The following code is from PEP3115 except for the last couple of lines which I added to print out the methods in order:
以下代码来自 PEP3115,除了我添加的最后几行以按顺序打印出方法:
# The custom dictionary
class member_table(dict):
def __init__(self):
self.member_names = []
def __setitem__(self, key, value):
# if the key is not already defined, add to the
# list of keys.
if key not in self:
self.member_names.append(key)
# Call superclass
dict.__setitem__(self, key, value)
# The metaclass
class OrderedClass(type):
# The prepare function
@classmethod
def __prepare__(metacls, name, bases): # No keywords in this case
return member_table()
# The metaclass invocation
def __new__(cls, name, bases, classdict):
# Note that we replace the classdict with a regular
# dict before passing it to the superclass, so that we
# don't continue to record member names after the class
# has been created.
result = type.__new__(cls, name, bases, dict(classdict))
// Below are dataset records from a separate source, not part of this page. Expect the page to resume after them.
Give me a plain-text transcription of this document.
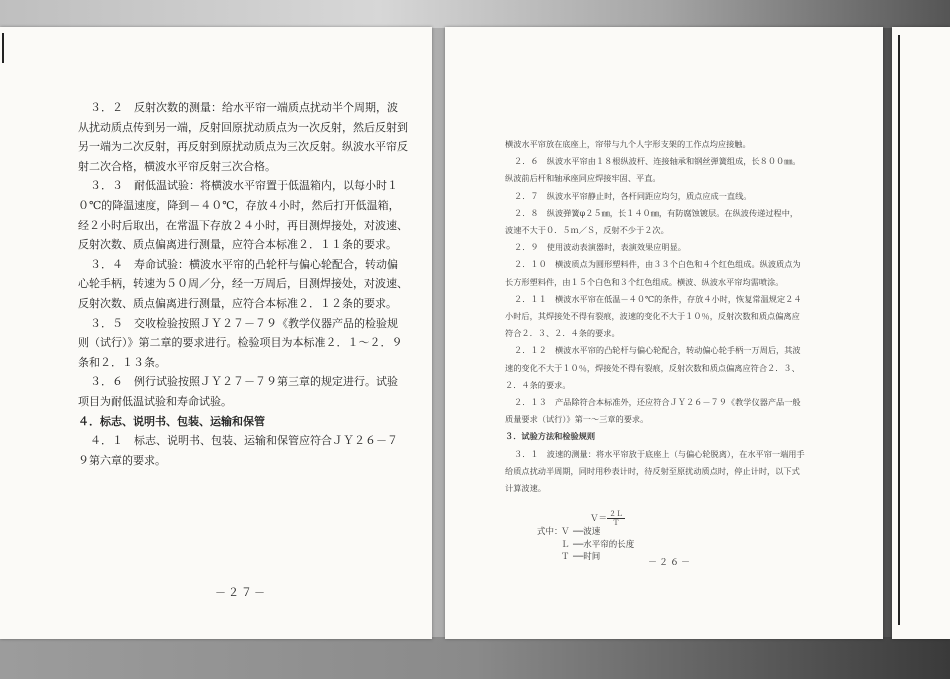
３．２　反射次数的测量：给水平帘一端质点扰动半个周期，波从扰动质点传到另一端，反射回原扰动质点为一次反射，然后反射到另一端为二次反射，再反射到原扰动质点为三次反射。纵波水平帘反射二次合格，横波水平帘反射三次合格。

３．３　耐低温试验：将横波水平帘置于低温箱内，以每小时１０℃的降温速度，降到－４０℃，存放４小时，然后打开低温箱，经２小时后取出，在常温下存放２４小时，再目测焊接处，对波速、反射次数、质点偏离进行测量，应符合本标准２．１１条的要求。

３．４　寿命试验：横波水平帘的凸轮杆与偏心轮配合，转动偏心轮手柄，转速为５０周／分，经一万周后，目测焊接处，对波速、反射次数、质点偏离进行测量，应符合本标准２．１２条的要求。

３．５　交收检验按照ＪＹ２７－７９《教学仪器产品的检验规则（试行）》第二章的要求进行。检验项目为本标准２．１～２．９条和２．１３条。

３．６　例行试验按照ＪＹ２７－７９第三章的规定进行。试验项目为耐低温试验和寿命试验。

４．标志、说明书、包装、运输和保管

４．１　标志、说明书、包装、运输和保管应符合ＪＹ２６－７９第六章的要求。

－２７－

横波水平帘放在底座上，帘带与九个人字形支架的工作点均应接触。

２．６　纵波水平帘由１８根纵波杆、连接轴承和钢丝弹簧组成，长８００㎜。纵波前后杆和轴承座同应焊接牢固、平直。

２．７　纵波水平帘静止时，各杆同距应均匀，质点应成一直线。

２．８　纵波弹簧φ２５㎜，长１４０㎜，有防腐蚀镀层。在纵波传递过程中，波速不大于０．５ｍ／Ｓ，反射不少于２次。

２．９　使用波动表演器时，表演效果应明显。

２．１０　横波质点为圆形塑料件，由３３个白色和４个红色组成。纵波质点为长方形塑料件，由１５个白色和３个红色组成。横波、纵波水平帘均需喷涂。

２．１１　横波水平帘在低温－４０℃的条件，存放４小时，恢复常温规定２４小时后，其焊接处不得有裂痕，波速的变化不大于１０％，反射次数和质点偏离应符合２．３、２．４条的要求。

２．１２　横波水平帘的凸轮杆与偏心轮配合，转动偏心轮手柄一万周后，其波速的变化不大于１０％，焊接处不得有裂痕，反射次数和质点偏离应符合２．３、２．４条的要求。

２．１３　产品除符合本标准外，还应符合ＪＹ２６－７９《教学仪器产品一般质量要求（试行）》第一～三章的要求。

３．试验方法和检验规则

３．１　波速的测量：将水平帘放于底座上（与偏心轮脱离），在水平帘一端用手给质点扰动半周期，同时用秒表计时，待反射至原扰动质点时，停止计时，以下式计算波速。

Ｖ＝ $\frac{\text{２Ｌ}}{\text{Ｔ}}$
式中：Ｖ ──波速
Ｌ ──水平帘的长度
Ｔ ──时间
－２６－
result.member_names = classdict.member_names
return result
class MyClass(metaclass=OrderedClass):
# method1 goes in array element 0
def method1(self):
pass
# method2 goes in array element 1
def method2(self):
pass
x = MyClass()
print([name for name in x.member_names if hasattr(getattr(x, name), '__call__')])
回答by sergzach
There is probably one of the shortest methods (the class name is C):
可能有最短的方法之一(类名是C):
for func in filter(lambda x: callable(x), C.__dict__.values()):
pass # here func is the next function, you can execute it here
The filterexpression returns all functions of the class C.
该过滤器表达式返回类C的所有功能。
OR in one line:
或在一行中:
[func() for func in filter(lambda x: callable(x), C.__dict__.values())]
You can order somehow the functions, for example, by lexicographical order of their names by little more complex expression.
您可以以某种方式对函数进行排序,例如,通过更复杂的表达式按其名称的字典顺序。
回答by Azim
This works and preserves the order:
这有效并保留了顺序:
class F:
def f1(self, a):
return (a * 1)
def f2(self, a):
return (a * 2)
def f3(self, a):
return (a * 3)
allFuncs = [f1, f2, f3]
def main():
myF = F()
a = 10
for f in myF.allFuncs:
print('{0}--> {1}'.format(a, f(myF, a)))
The output would be:
输出将是:
10--> 10
10--> 20
10--> 30
Note:The advantage of using this instead of F.__dict__.values()is that here you can have a list of those functions that you prefer to be called, and not necessarily all of them.
注意:使用 this 代替的好处F.__dict__.values()是,您可以在此处列出您喜欢调用的函数列表,而不一定是所有函数。